Since I know, that red cabbage is the no. 1 bargain antioxidant food, I have it more often at home than my beloved white cabbage. As you can see it is a perfect match for this glass noodles stir-fry.Print
Bean thread noodles vegetable stir-fry
A delicious and simple clean eating wok recipe
- Prep Time: 5
- Cook Time: 10
- Total Time: 15
- Yield: 2 1x
- Category: Dinner
- Method: stir-fry
- Cuisine: Asian
- Diet: Vegan
- 1 leek or green onion, cut in rings
- 2 cloves garlic, minced
- 2 carrots, cut in stripes
- 100 gr. celeriac, diced
- 300 gr. red cabbage, thinly shredded
- 250 gr. bean thread noodles
- 3 tbsp low-sodium Miso sauce or Tamari sauce
- 1/2 teaspoon chili flakes
- 3 tbsp water or 1 tbsp extra virgin olive oil
- lemon juice to taste
- parsley for garnish
- Place noodles in a large bowl.
- Then add boiling water.
- Cut bean threads into small pieces using a scissor (works best in water)
- Allow noodles soak in water for 3-5 minutes and then drain in a colander.
- Next fry leek and garlic in a wok or pan with some water or olive oil.
- Add chili flakes to taste.
- Add the celery, carrots and red cabbage and stir-fry for a few minutes.
- At last, add the soft glass noodles and season to taste with tamari sauce and lemon juice.
- Garnish with parsley.
- If you want you can put some roasted sesame seeds on top.
- For spicy glass noodles just add more chili flakes
- Serving Size: 2
Keywords: bean thread noodles, glass noodles, mung bean, cellophane
As mentioned before you can chop almost anything into this bean threads stir fry, especially (shitake) mushrooms are a great addition. When I don't have celeriac bulbs I often use celery stalks, kohlrabi or sweet potato instead.
On the picture below you see my recipe variation with kohlrabi, carrots, and zucchini. For a brighter color of the pasta leave out the red cabbage.
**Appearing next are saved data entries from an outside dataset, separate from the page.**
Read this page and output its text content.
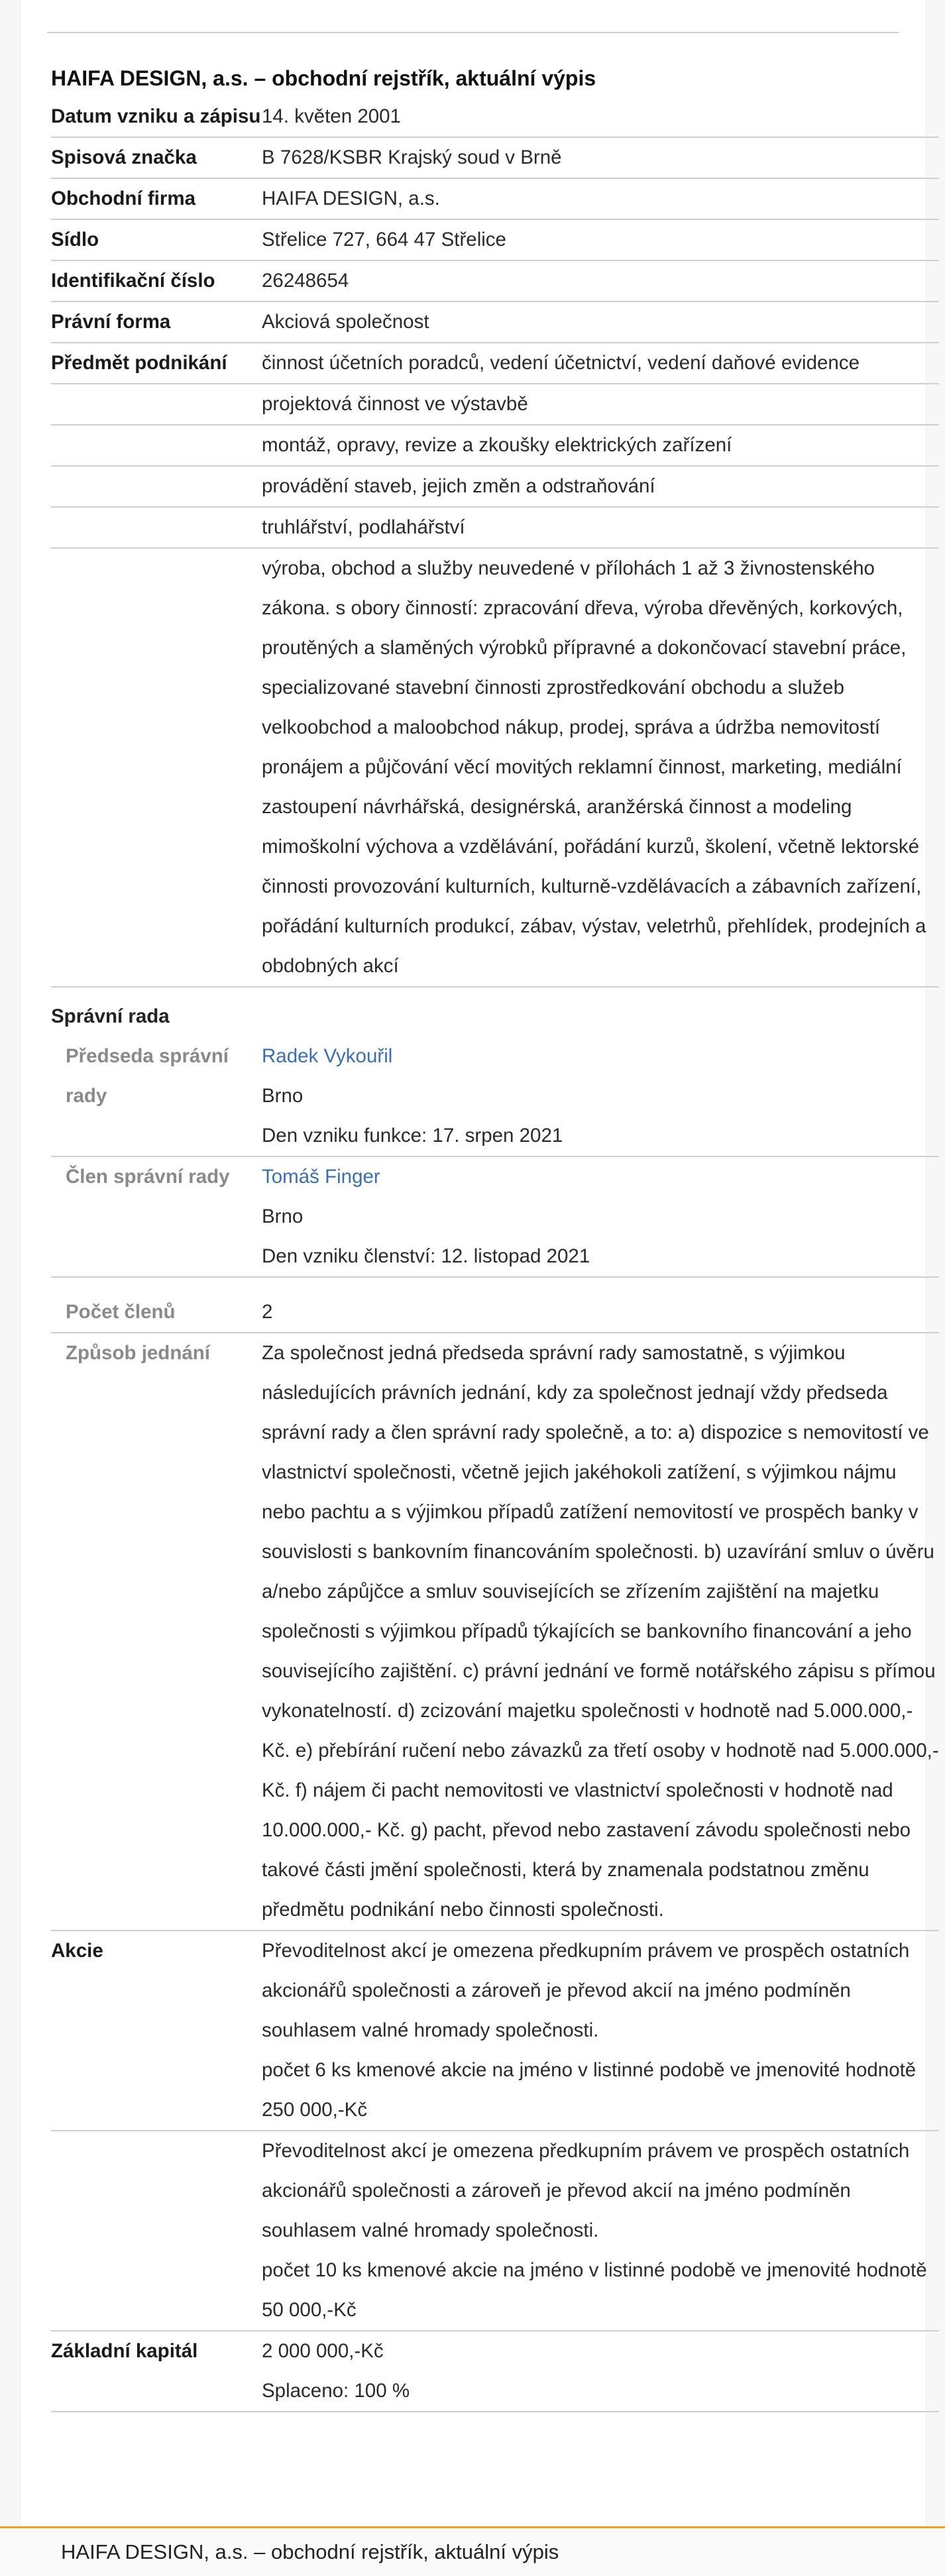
HAIFA DESIGN, a.s. – obchodní rejstřík, aktuální výpis
Datum vzniku a zápisu	14. květen 2001
Spisová značka	B 7628/KSBR Krajský soud v Brně
Obchodní firma	HAIFA DESIGN, a.s.
Sídlo	Střelice 727, 664 47 Střelice
Identifikační číslo	26248654
Právní forma	Akciová společnost
Předmět podnikání	činnost účetních poradců, vedení účetnictví, vedení daňové evidence
	projektová činnost ve výstavbě
	montáž, opravy, revize a zkoušky elektrických zařízení
	provádění staveb, jejich změn a odstraňování
	truhlářství, podlahářství
	výroba, obchod a služby neuvedené v přílohách 1 až 3 živnostenského zákona. s obory činností: zpracování dřeva, výroba dřevěných, korkových, proutěných a slaměných výrobků přípravné a dokončovací stavební práce, specializované stavební činnosti zprostředkování obchodu a služeb velkoobchod a maloobchod nákup, prodej, správa a údržba nemovitostí pronájem a půjčování věcí movitých reklamní činnost, marketing, mediální zastoupení návrhářská, designérská, aranžérská činnost a modeling mimoškolní výchova a vzdělávání, pořádání kurzů, školení, včetně lektorské činnosti provozování kulturních, kulturně-vzdělávacích a zábavních zařízení, pořádání kulturních produkcí, zábav, výstav, veletrhů, přehlídek, prodejních a obdobných akcí
Správní rada	
Předseda správní rady	Radek Vykouřil
Brno
Den vzniku funkce: 17. srpen 2021

Člen správní rady	Tomáš Finger
Brno
Den vzniku členství: 12. listopad 2021

Počet členů	2
Způsob jednání	Za společnost jedná předseda správní rady samostatně, s výjimkou následujících právních jednání, kdy za společnost jednají vždy předseda správní rady a člen správní rady společně, a to: a) dispozice s nemovitostí ve vlastnictví společnosti, včetně jejich jakéhokoli zatížení, s výjimkou nájmu nebo pachtu a s výjimkou případů zatížení nemovitostí ve prospěch banky v souvislosti s bankovním financováním společnosti. b) uzavírání smluv o úvěru a/nebo zápůjčce a smluv souvisejících se zřízením zajištění na majetku společnosti s výjimkou případů týkajících se bankovního financování a jeho souvisejícího zajištění. c) právní jednání ve formě notářského zápisu s přímou vykonatelností. d) zcizování majetku společnosti v hodnotě nad 5.000.000,- Kč. e) přebírání ručení nebo závazků za třetí osoby v hodnotě nad 5.000.000,- Kč. f) nájem či pacht nemovitosti ve vlastnictví společnosti v hodnotě nad 10.000.000,- Kč. g) pacht, převod nebo zastavení závodu společnosti nebo takové části jmění společnosti, která by znamenala podstatnou změnu předmětu podnikání nebo činnosti společnosti.
Akcie	Převoditelnost akcí je omezena předkupním právem ve prospěch ostatních akcionářů společnosti a zároveň je převod akcií na jméno podmíněn souhlasem valné hromady společnosti.
počet 6 ks kmenové akcie na jméno v listinné podobě ve jmenovité hodnotě 250 000,-Kč

	Převoditelnost akcí je omezena předkupním právem ve prospěch ostatních akcionářů společnosti a zároveň je převod akcií na jméno podmíněn souhlasem valné hromady společnosti.
počet 10 ks kmenové akcie na jméno v listinné podobě ve jmenovité hodnotě 50 000,-Kč

Základní kapitál	2 000 000,-Kč
Splaceno: 100 %
HAIFA DESIGN, a.s. – obchodní rejstřík, aktuální výpis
At last, I've sprinkled some sesame seeds on top.
Chopped tofu, chicken breast pieces, shrimp or fish sauce also harmonize very well with glass noodles.
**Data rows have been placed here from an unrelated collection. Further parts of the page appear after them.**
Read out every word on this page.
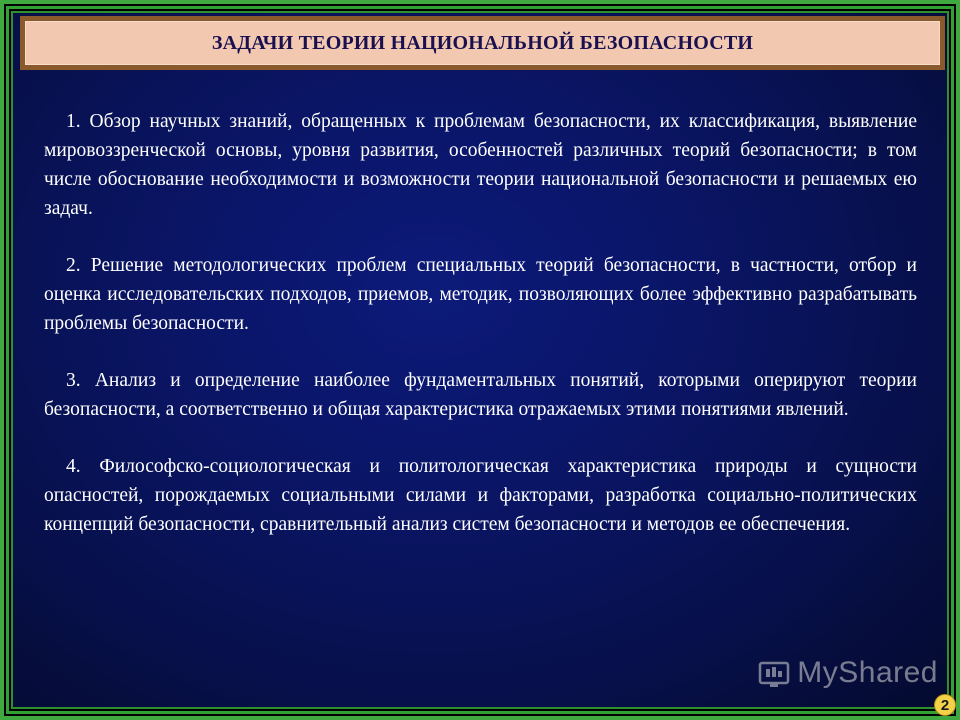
ЗАДАЧИ ТЕОРИИ НАЦИОНАЛЬНОЙ БЕЗОПАСНОСТИ

1. Обзор научных знаний, обращенных к проблемам безопасности, их классификация, выявление мировоззренческой основы, уровня развития, особенностей различных теорий безопасности; в том числе обоснование необходимости и возможности теории национальной безопасности и решаемых ею задач.

2. Решение методологических проблем специальных теорий безопасности, в частности, отбор и оценка исследовательских подходов, приемов, методик, позволяющих более эффективно разрабатывать проблемы безопасности.

3. Анализ и определение наиболее фундаментальных понятий, которыми оперируют теории безопасности, а соответственно и общая характеристика отражаемых этими понятиями явлений.

4. Философско-социологическая и политологическая характеристика природы и сущности опасностей, порождаемых социальными силами и факторами, разработка социально-политических концепций безопасности, сравнительный анализ систем безопасности и методов ее обеспечения.

MyShared
2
A very popular variation is to replace Tamari sauce with peanut butter which gives this dish a very distinctive taste.
Another idea is to create a colorful bean thread salad with sugar snap peas and other veggies.
Where to buy glass noodles
Glass noodles are not only available in Asian markets, but also in specialized shops and larger supermarkets. Of course, you can get them online e.g at Amazon too. One of the recommended brands is “Longkou” or “Saifun”.
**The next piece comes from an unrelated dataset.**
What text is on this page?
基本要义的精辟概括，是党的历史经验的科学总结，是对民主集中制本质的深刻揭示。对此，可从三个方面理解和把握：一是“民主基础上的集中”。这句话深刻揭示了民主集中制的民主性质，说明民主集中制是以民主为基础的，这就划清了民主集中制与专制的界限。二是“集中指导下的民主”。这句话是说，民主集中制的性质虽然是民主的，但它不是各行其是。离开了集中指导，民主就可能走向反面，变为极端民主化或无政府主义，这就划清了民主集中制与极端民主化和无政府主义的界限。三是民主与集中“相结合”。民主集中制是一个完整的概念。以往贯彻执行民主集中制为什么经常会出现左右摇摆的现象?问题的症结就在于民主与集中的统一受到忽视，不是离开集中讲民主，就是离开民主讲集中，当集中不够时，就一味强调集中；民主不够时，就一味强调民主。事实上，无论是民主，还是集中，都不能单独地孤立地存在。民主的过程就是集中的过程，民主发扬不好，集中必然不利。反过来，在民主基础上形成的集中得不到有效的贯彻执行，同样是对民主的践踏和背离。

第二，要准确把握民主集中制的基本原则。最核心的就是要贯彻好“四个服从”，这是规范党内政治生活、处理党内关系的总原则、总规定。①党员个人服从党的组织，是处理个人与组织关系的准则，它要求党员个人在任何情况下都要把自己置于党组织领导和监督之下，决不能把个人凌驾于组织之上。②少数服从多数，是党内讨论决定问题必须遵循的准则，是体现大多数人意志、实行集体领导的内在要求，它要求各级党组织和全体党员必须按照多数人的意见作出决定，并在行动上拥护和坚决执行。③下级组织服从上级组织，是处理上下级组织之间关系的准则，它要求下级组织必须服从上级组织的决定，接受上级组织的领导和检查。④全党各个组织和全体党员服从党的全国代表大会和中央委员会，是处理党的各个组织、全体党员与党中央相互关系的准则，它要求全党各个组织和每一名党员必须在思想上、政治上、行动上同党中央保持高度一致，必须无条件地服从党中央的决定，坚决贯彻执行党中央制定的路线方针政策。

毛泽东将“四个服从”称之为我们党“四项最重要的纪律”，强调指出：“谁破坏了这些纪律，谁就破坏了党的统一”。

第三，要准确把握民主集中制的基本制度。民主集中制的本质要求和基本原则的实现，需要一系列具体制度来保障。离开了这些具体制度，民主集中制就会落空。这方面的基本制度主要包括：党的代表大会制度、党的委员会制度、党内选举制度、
Since no salt is used in the classic production process they have practically an unlimited shelf life as without salt they do not absorb any moisture. It's important however to store the packed noodles in a dark, cool and dry place.
Glass noodles vs rice noodles
In contrast to glass noodles, cooked rice noodles are rather matt white and consist mainly of rice flour. Depending on the recipe, either cornstarch or tapioca flour is also added.
Rice noodles have a more as double as high glycemic index than bean threads and are thus less beneficial for our system.